For many years now, the diagnostic journey for patients with solid tumors begins with a biopsy where the sample tissue gets stained with H&E (hematoxylin and eosin) to enhance its visualization under a microscope and highlight specific cellular morphologies or structures that are difficult to see otherwise, he explains. Certain types of cancer, including HER2-positive breast cancers, may be subsequently stained using different antibodies and immunofluorescence to be able to further characterize the presence of molecular alterations.

For the Digital PATH Project, technology partners evaluated biopsies that had been stained with H&E as well as for HER2 expression, he says. Each of the slides were digitized using a specialized computer scanner, enabling them to be analyzed by the various digital pathology tools.

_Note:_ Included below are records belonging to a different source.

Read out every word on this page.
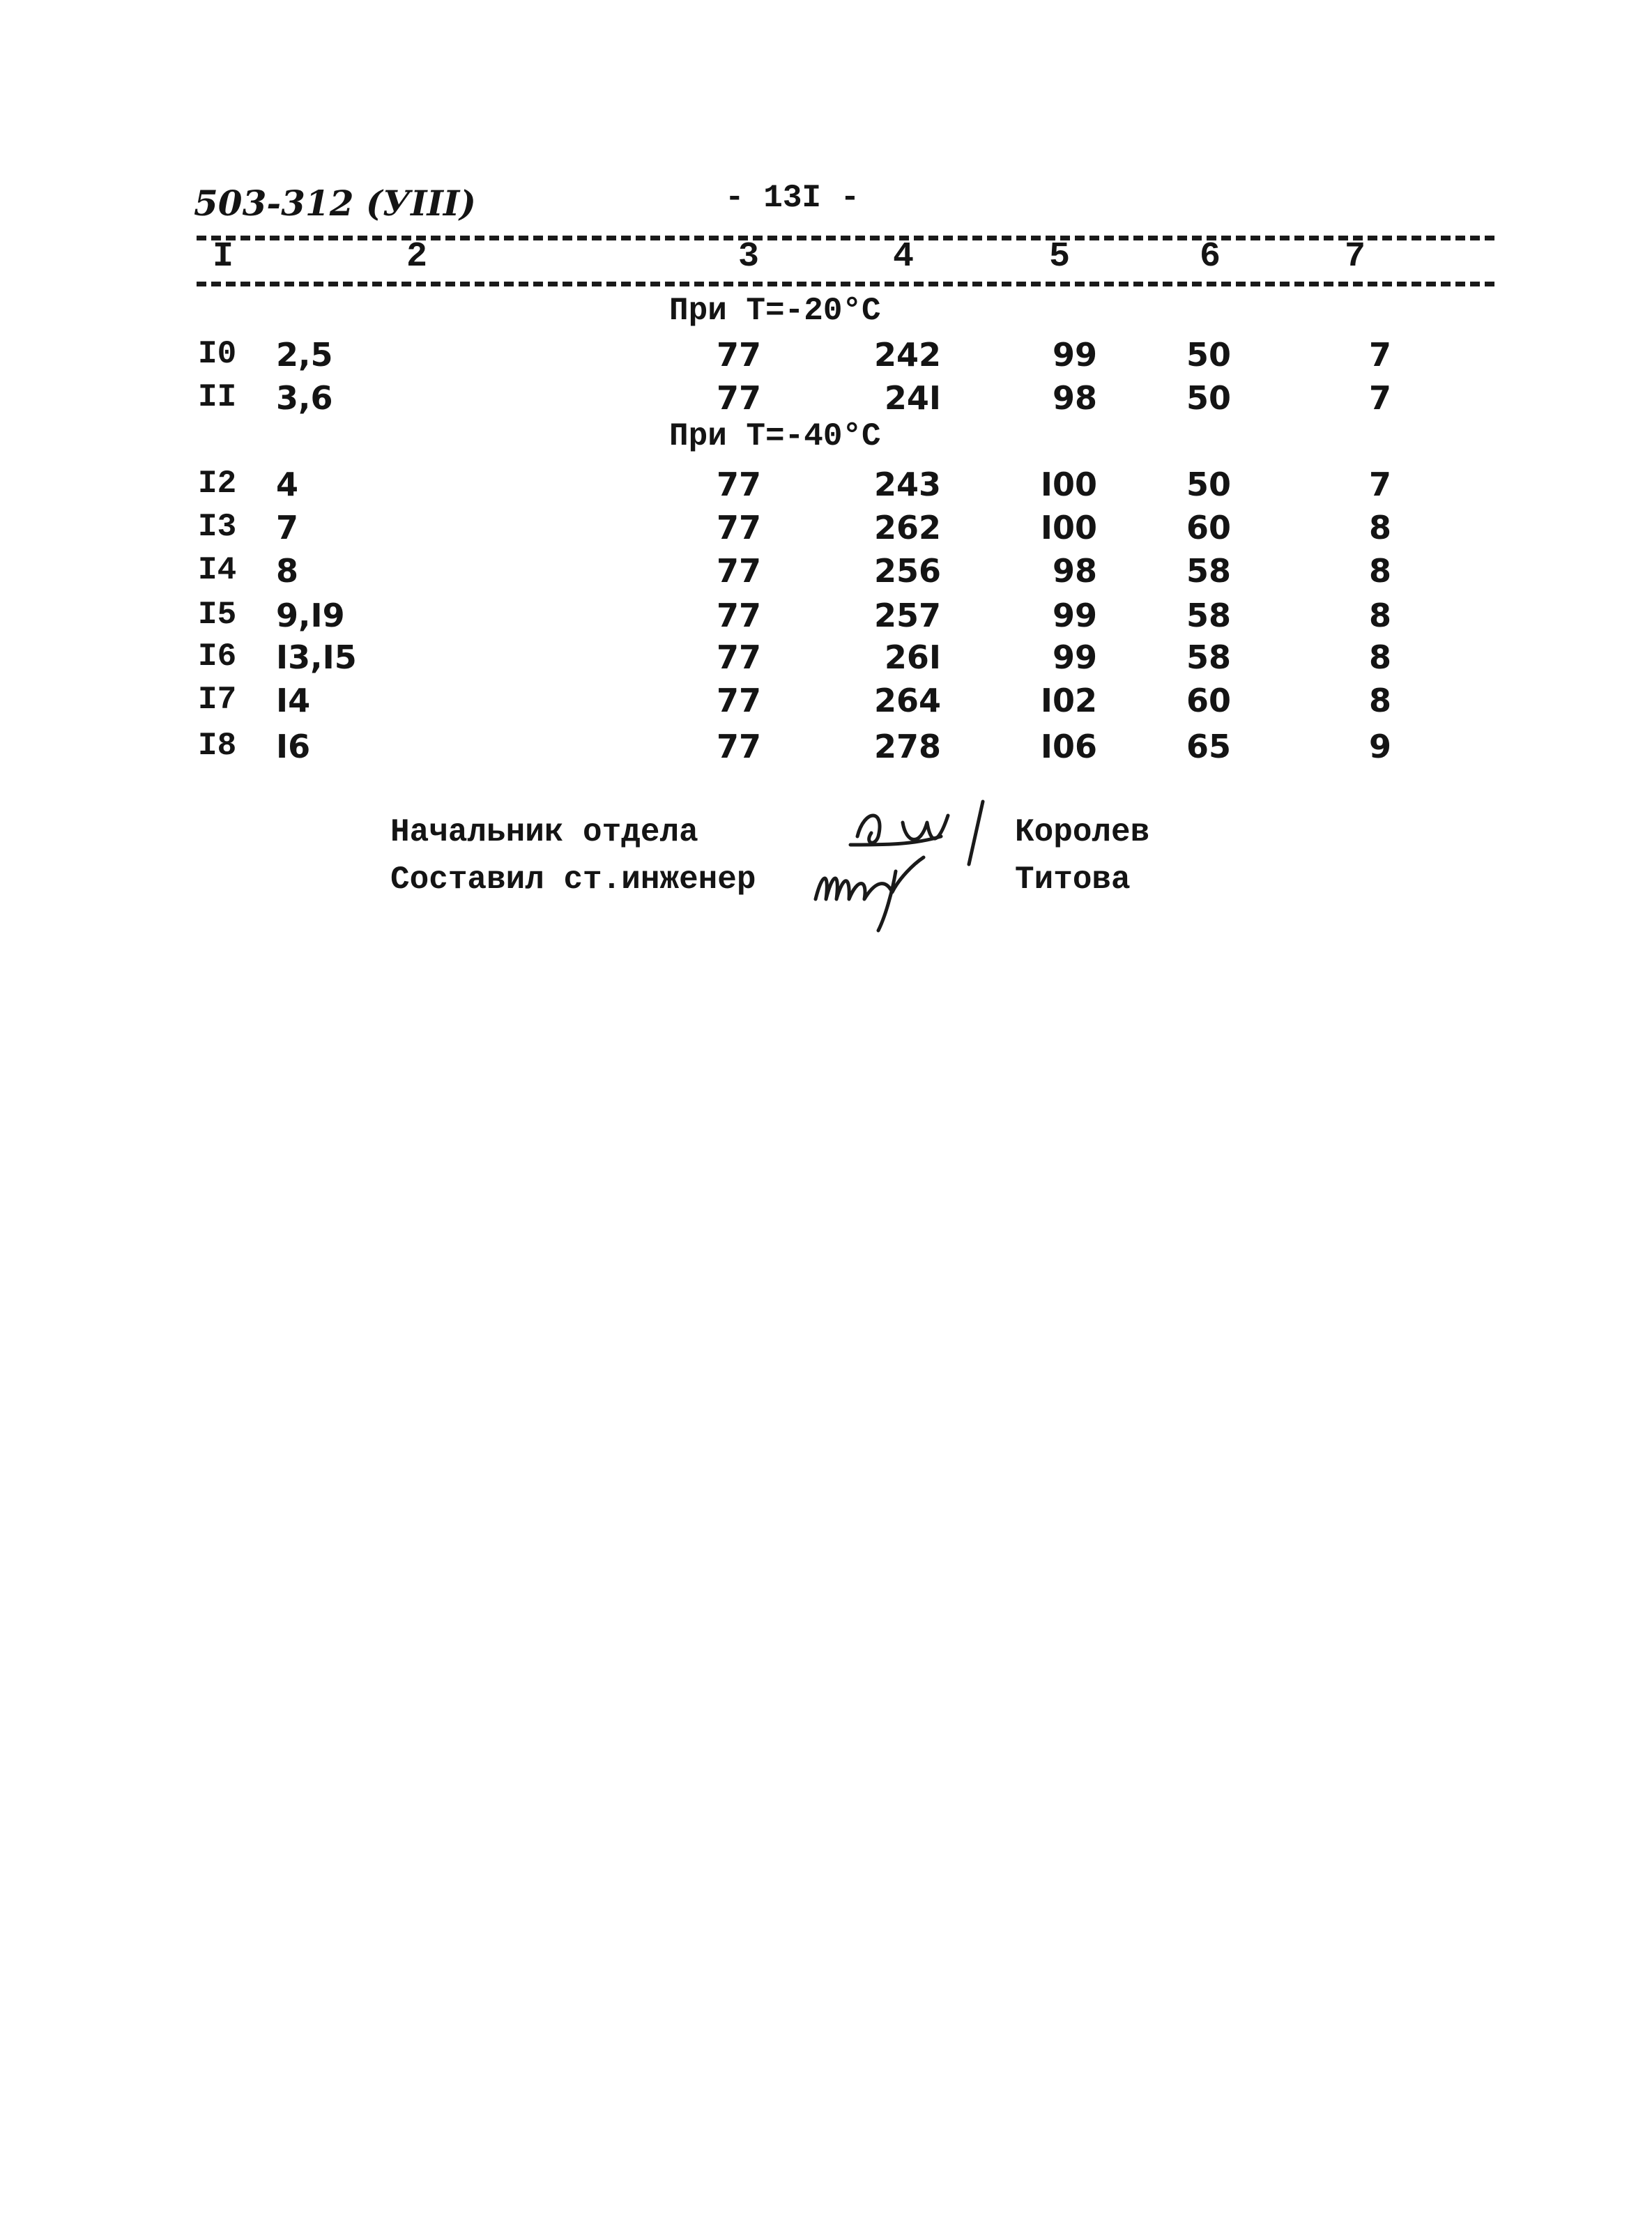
503-312 (УIII)	- 13I -
I	2	3	4	5	6	7
При T=-20°C
I0 2,5	77	242	99	50	7
II 3,6	77	24I	98	50	7
При T=-40°C
I2 4	77	243	I00	50	7
I3 7	77	262	I00	60	8
I4 8	77	256	98	58	8
I5 9,I9	77	257	99	58	8
I6 I3,I5	77	26I	99	58	8
I7 I4	77	264	I02	60	8
I8 I6	77	278	I06	65	9
Начальник отдела
Составил ст.инженер
Королев
Титова
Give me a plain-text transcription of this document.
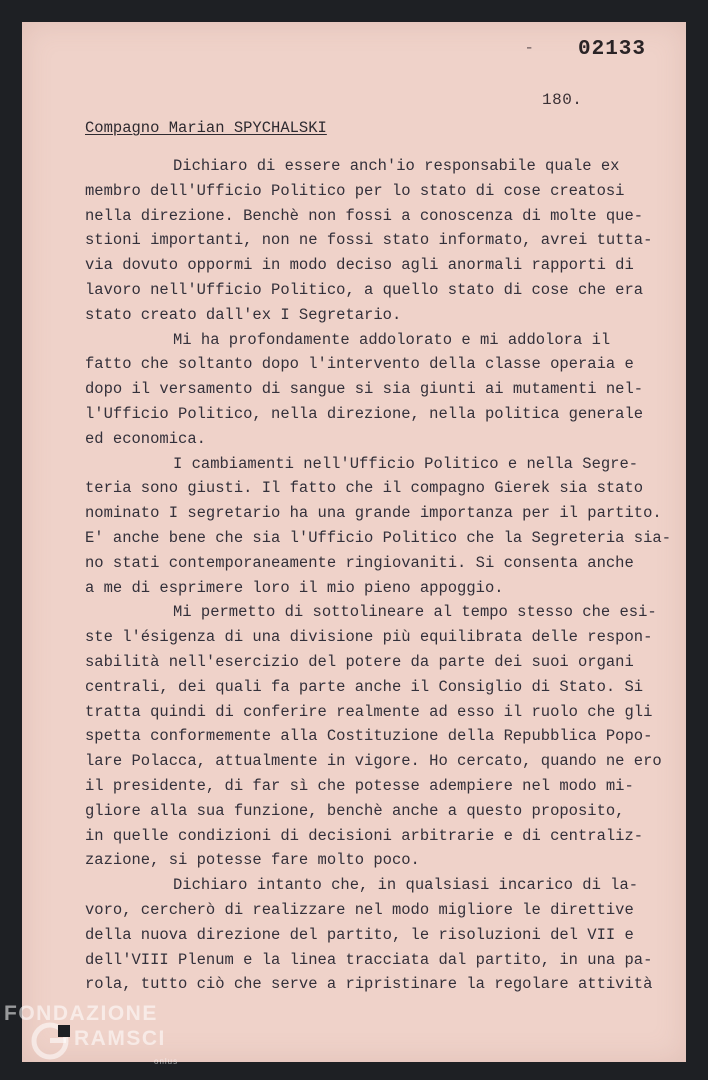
- 02133
180.
Compagno Marian SPYCHALSKI
Dichiaro di essere anch'io responsabile quale ex
membro dell'Ufficio Politico per lo stato di cose creatosi
nella direzione. Benchè non fossi a conoscenza di molte que-
stioni importanti, non ne fossi stato informato, avrei tutta-
via dovuto oppormi in modo deciso agli anormali rapporti di
lavoro nell'Ufficio Politico, a quello stato di cose che era
stato creato dall'ex I Segretario.
Mi ha profondamente addolorato e mi addolora il
fatto che soltanto dopo l'intervento della classe operaia e
dopo il versamento di sangue si sia giunti ai mutamenti nel-
l'Ufficio Politico, nella direzione, nella politica generale
ed economica.
I cambiamenti nell'Ufficio Politico e nella Segre-
teria sono giusti. Il fatto che il compagno Gierek sia stato
nominato I segretario ha una grande importanza per il partito.
E' anche bene che sia l'Ufficio Politico che la Segreteria sia-
no stati contemporaneamente ringiovaniti. Si consenta anche
a me di esprimere loro il mio pieno appoggio.
Mi permetto di sottolineare al tempo stesso che esi-
ste l'ésigenza di una divisione più equilibrata delle respon-
sabilità nell'esercizio del potere da parte dei suoi organi
centrali, dei quali fa parte anche il Consiglio di Stato. Si
tratta quindi di conferire realmente ad esso il ruolo che gli
spetta conformemente alla Costituzione della Repubblica Popo-
lare Polacca, attualmente in vigore. Ho cercato, quando ne ero
il presidente, di far sì che potesse adempiere nel modo mi-
gliore alla sua funzione, benchè anche a questo proposito,
in quelle condizioni di decisioni arbitrarie e di centraliz-
zazione, si potesse fare molto poco.
Dichiaro intanto che, in qualsiasi incarico di la-
voro, cercherò di realizzare nel modo migliore le direttive
della nuova direzione del partito, le risoluzioni del VII e
dell'VIII Plenum e la linea tracciata dal partito, in una pa-
rola, tutto ciò che serve a ripristinare la regolare attività
FONDAZIONE
RAMSCI
onlus
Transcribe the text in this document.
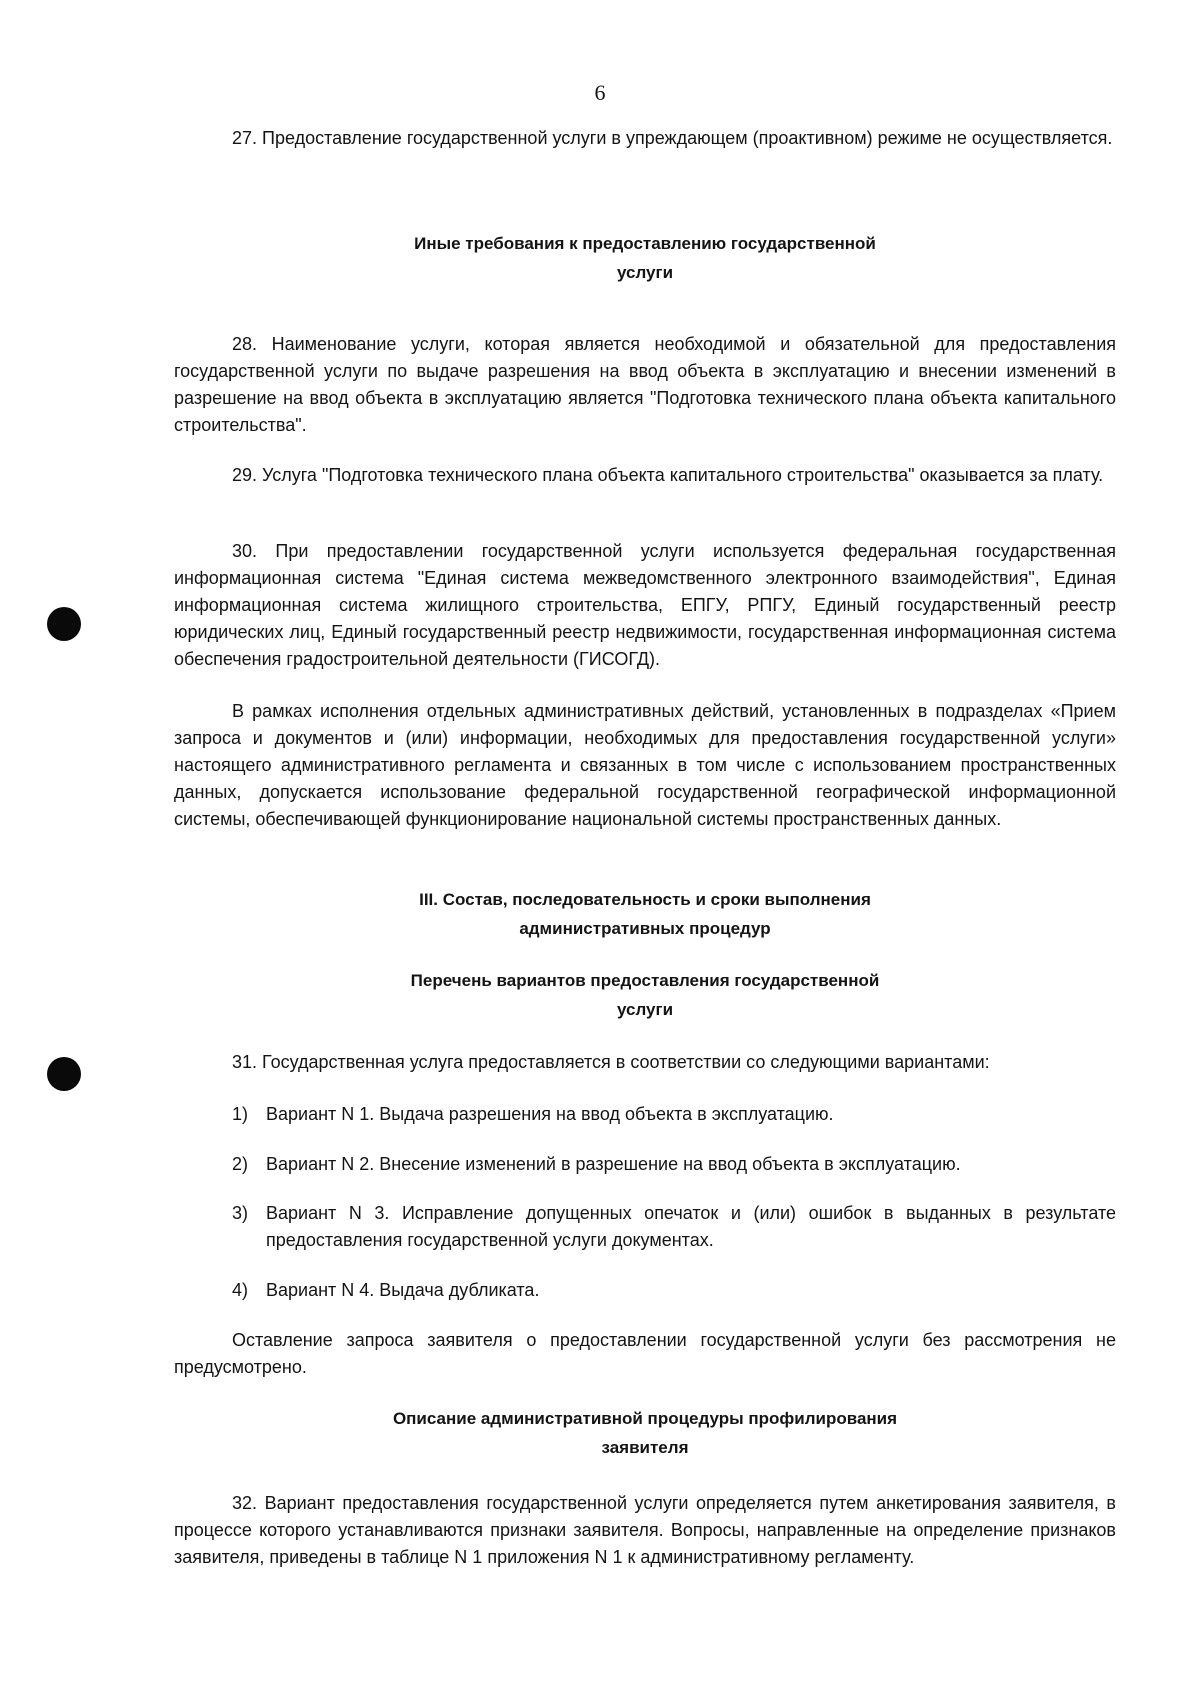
6

27. Предоставление государственной услуги в упреждающем (проактивном) режиме не осуществляется.

Иные требования к предоставлению государственной
услуги

28. Наименование услуги, которая является необходимой и обязательной для предоставления государственной услуги по выдаче разрешения на ввод объекта в эксплуатацию и внесении изменений в разрешение на ввод объекта в эксплуатацию является "Подготовка технического плана объекта капитального строительства".

29. Услуга "Подготовка технического плана объекта капитального строительства" оказывается за плату.

30. При предоставлении государственной услуги используется федеральная государственная информационная система "Единая система межведомственного электронного взаимодействия", Единая информационная система жилищного строительства, ЕПГУ, РПГУ, Единый государственный реестр юридических лиц, Единый государственный реестр недвижимости, государственная информационная система обеспечения градостроительной деятельности (ГИСОГД).

В рамках исполнения отдельных административных действий, установленных в подразделах «Прием запроса и документов и (или) информации, необходимых для предоставления государственной услуги» настоящего административного регламента и связанных в том числе с использованием пространственных данных, допускается использование федеральной государственной географической информационной системы, обеспечивающей функционирование национальной системы пространственных данных.

III. Состав, последовательность и сроки выполнения
административных процедур
Перечень вариантов предоставления государственной
услуги

31. Государственная услуга предоставляется в соответствии со следующими вариантами:

1) Вариант N 1. Выдача разрешения на ввод объекта в эксплуатацию.
2) Вариант N 2. Внесение изменений в разрешение на ввод объекта в эксплуатацию.
3) Вариант N 3. Исправление допущенных опечаток и (или) ошибок в выданных в результате предоставления государственной услуги документах.
4) Вариант N 4. Выдача дубликата.

Оставление запроса заявителя о предоставлении государственной услуги без рассмотрения не предусмотрено.

Описание административной процедуры профилирования
заявителя

32. Вариант предоставления государственной услуги определяется путем анкетирования заявителя, в процессе которого устанавливаются признаки заявителя. Вопросы, направленные на определение признаков заявителя, приведены в таблице N 1 приложения N 1 к административному регламенту.
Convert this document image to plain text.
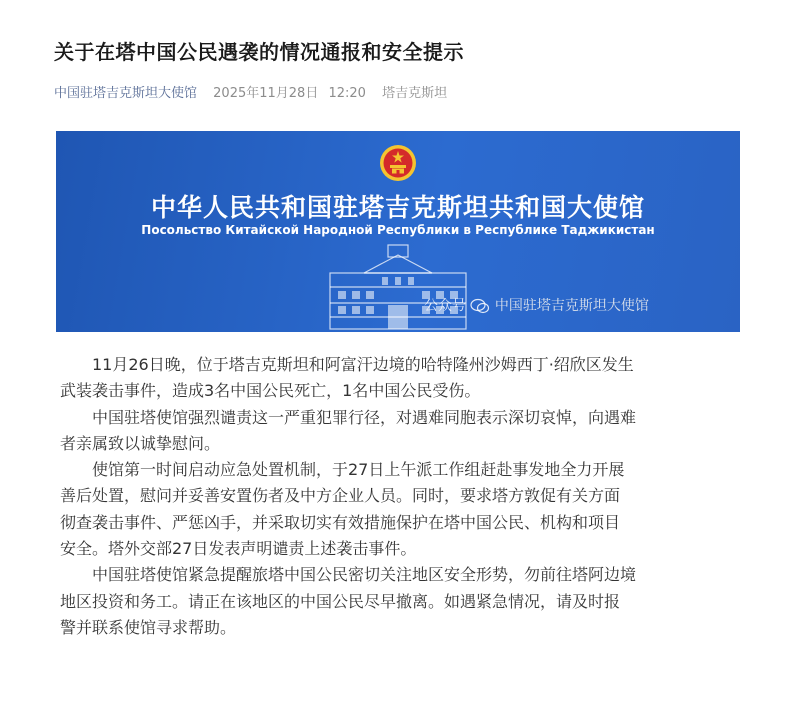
关于在塔中国公民遇袭的情况通报和安全提示
中国驻塔吉克斯坦大使馆 2025年11月28日 12:20 塔吉克斯坦
中华人民共和国驻塔吉克斯坦共和国大使馆
Посольство Китайской Народной Республики в Республике Таджикистан
公众号 中国驻塔吉克斯坦大使馆
11月26日晚，位于塔吉克斯坦和阿富汗边境的哈特隆州沙姆西丁·绍欣区发生
武装袭击事件，造成3名中国公民死亡，1名中国公民受伤。
中国驻塔使馆强烈谴责这一严重犯罪行径，对遇难同胞表示深切哀悼，向遇难
者亲属致以诚挚慰问。
使馆第一时间启动应急处置机制，于27日上午派工作组赶赴事发地全力开展
善后处置，慰问并妥善安置伤者及中方企业人员。同时，要求塔方敦促有关方面
彻查袭击事件、严惩凶手，并采取切实有效措施保护在塔中国公民、机构和项目
安全。塔外交部27日发表声明谴责上述袭击事件。
中国驻塔使馆紧急提醒旅塔中国公民密切关注地区安全形势，勿前往塔阿边境
地区投资和务工。请正在该地区的中国公民尽早撤离。如遇紧急情况，请及时报
警并联系使馆寻求帮助。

Those used for the study all had an algorithmic component to assess and quantify HER2 expression, “the thought being, particularly with very low levels of HER2 expression, that human assessment may not always detect expression of HER2 with the same level of sensitivity as an AI-enabled pattern recognition tool might be able to,” says Allen. “That’s where these tools are helping to inform the ultimate conclusions made by the expert human pathologists.”

‘Transformative’ Technology

The variability seen between the tools when it came to evaluating low-HER2 breast cancers was not particularly surprising, Allen says. This is because their embedded AI models were trained before widespread recognition of the need to score HER2 at low levels because it was not yet an “actionable classification.”

It also speaks to the need for transparency about the performance of these types of technologies, “to understand where they should best be applied,” he adds. The speed at which the 1,100 breast cancer samples were evaluated—”in a matter of days and weeks”—highlights how the use of an independent reference set can make clinical validation a highly efficient process.

“We’re very interested in exploring what the policy implications may be and how the use of independent reference set could support the validation of these types of technologies and support validation of tools for evaluating other biomarkers in the future,” says Allen. Beyond the HER2 space, pattern recognition tools are emerging that may be able to identify molecular alterations, particularly rare biomarkers, from traditional morphology slides.

AI-powered digital pathology could enable more comprehensive assessment of tumor alterations and identify potential treatments from which a patient could benefit. “On top of that,” Allen says, “the idea that these samples can be computerized, stored, and sent for evaluation could greatly expand access and the information could be more portable than having to distribute and relocate actual human tissue samples… for purposes of drug discovery as part of clinical trials, or even for routine treatment.”

The technology could be “transformative” for the future of oncology and potentially other disease areas as well, but we also need to think about the policies that support ensuring the accuracy of these types of tools,” he concludes. “We are just at the beginning of this technological journey, but all indicators are that there is good reason to be excited.”